The First People's Hospital of Lianyungang, Lianyungang, Jiangsu, 222002, China.
Xuzhou Medical University affiliated hospital of Lianyungang, Lianyungang, Jiangsu, 222002, China.
J Ovarian Res. 2023 Nov 25;16(1):230. doi: 10.1186/s13048-023-01310-2.

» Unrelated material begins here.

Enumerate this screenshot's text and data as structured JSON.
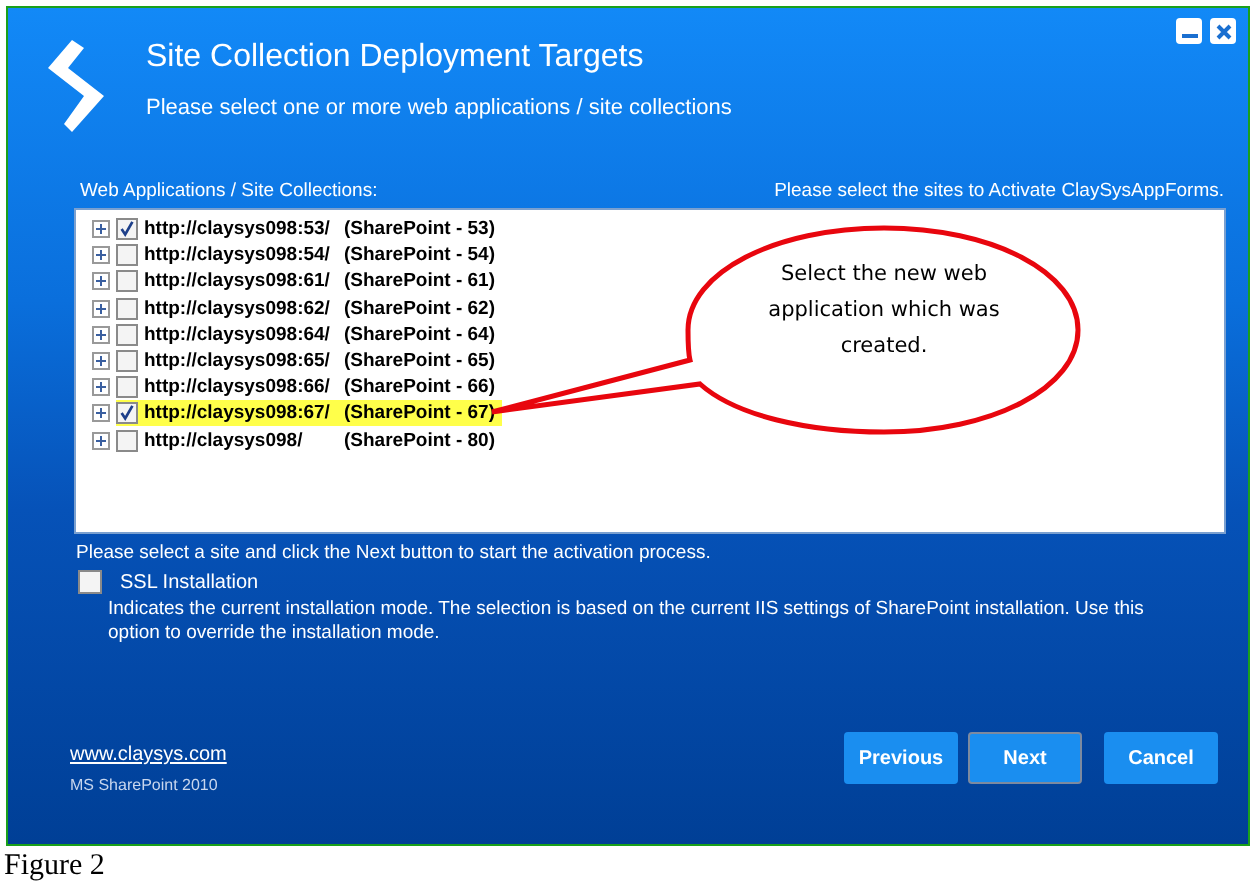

Clinical prediction models play an important role in the field of medicine. These can help predict the probability of an individual suffering from disease, complications, and treatment outcomes by applying specific methodologies. Polycystic ovary syndrome (PCOS) is a common disease with a high incidence rate, huge heterogeneity, short- and long-term complications, and complex treatments. In this systematic review study, we reviewed the progress of clinical prediction models in PCOS patients, including diagnosis and prediction models for PCOS complications and treatment outcomes. We aimed to provide ideas for medical researchers and clues for the management of PCOS. In the future, models with poor accuracy can be greatly improved by adding well-known parameters and validations, which will further expand our understanding of PCOS in terms of precision medicine. By developing a series of predictive models, we can make the definition of PCOS more accurate, which can improve the diagnosis of PCOS and reduce the likelihood of false positives and false negatives. It will also help discover complications earlier and treatment outcomes being known earlier, which can result in better outcomes for women with PCOS.
临床预测模型在医学领域发挥着重要作用。这些模型可以通过应用特定的方法来帮助预测个体患病、并发症和治疗结果的概率。多囊卵巢综合征(PCOS)是一种常见疾病,发病率高、异质性大、有短期和长期并发症,治疗复杂。在本系统评价研究中,我们综述了临床预测模型在 PCOS 患者中的研究进展,包括 PCOS 并发症和治疗结果的诊断和预测模型。我们旨在为医学研究人员提供思路,并为 PCOS 的管理提供线索。未来,可以通过添加知名参数和验证来大大提高准确性较差的模型,从而进一步提高我们对精准医学中 PCOS 的认识。通过开发一系列预测模型,可以使 PCOS 的定义更加准确,从而提高 PCOS 的诊断准确性,减少假阳性和假阴性的可能性。这也有助于更早地发现并发症和更早地了解治疗结果,从而改善 PCOS 女性的治疗效果。